All too soon the door was flung wide, and hands hauled her to her feet. Torchlight flickered from the corridor, blinding her tired eyes. Absolute desperation filled her as she staggered on her agonized feet out into the passage. Where now? Down into the depths of this place? Depths reeking of pain, haunted by the screams of so many. She stumbled forward, barely aware of the gray robes of the figures in front of her, of the hands on her arm keeping her upright.
They stopped. A key grated in the darkness. A door creaked open. A square of lighter gray appeared. A hand in the small of her back propelled her forward. She tripped over the raised threshold of a door, lifted her feet with a blind, supreme effort, stepped through the doorway, and found herself standing, swaying, drawing deep gulps of fresh night air.

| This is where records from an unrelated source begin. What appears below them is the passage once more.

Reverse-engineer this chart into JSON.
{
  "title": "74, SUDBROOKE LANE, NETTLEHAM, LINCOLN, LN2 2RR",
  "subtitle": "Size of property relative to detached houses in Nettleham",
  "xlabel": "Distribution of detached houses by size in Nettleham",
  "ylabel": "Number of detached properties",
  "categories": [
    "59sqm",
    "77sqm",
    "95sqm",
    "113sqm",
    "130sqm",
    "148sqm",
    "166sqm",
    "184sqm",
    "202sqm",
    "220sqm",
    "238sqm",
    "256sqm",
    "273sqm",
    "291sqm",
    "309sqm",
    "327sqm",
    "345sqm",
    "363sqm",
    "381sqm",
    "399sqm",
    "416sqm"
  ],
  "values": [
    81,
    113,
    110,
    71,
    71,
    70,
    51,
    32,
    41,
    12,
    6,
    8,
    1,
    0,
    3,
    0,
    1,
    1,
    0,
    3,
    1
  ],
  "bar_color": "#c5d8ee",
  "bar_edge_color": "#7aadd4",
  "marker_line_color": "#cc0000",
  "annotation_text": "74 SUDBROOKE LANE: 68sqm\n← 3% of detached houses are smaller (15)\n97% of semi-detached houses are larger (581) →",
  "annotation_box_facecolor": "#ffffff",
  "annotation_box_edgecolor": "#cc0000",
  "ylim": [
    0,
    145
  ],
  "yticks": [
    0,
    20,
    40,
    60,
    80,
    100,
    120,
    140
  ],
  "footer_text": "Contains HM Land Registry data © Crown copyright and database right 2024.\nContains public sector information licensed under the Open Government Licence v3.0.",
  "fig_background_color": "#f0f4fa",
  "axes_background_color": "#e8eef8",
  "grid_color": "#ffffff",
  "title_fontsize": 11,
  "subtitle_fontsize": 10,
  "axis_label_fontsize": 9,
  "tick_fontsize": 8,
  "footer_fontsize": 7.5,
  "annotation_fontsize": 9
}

Abul moved out of the shadows in the deserted court. He stopped, frozen with horror as he sensed her dreadful pain. They had pulled her hair away from her face, so tightly that her forehead was puckered, and tied it with a piece of twine at the nape of her neck. They had dressed her in a penitential robe of coarse sacking. Her eyes stared blankly from the deathly pallor of her face.
“Sarita.” He spoke her name as if only thus could he be certain she was no spirit, condemned to wander the halls of the Inquisition in her soul’s agony.
Her head turned slowly, as if she had to think through each phase of the movement. “Abul?”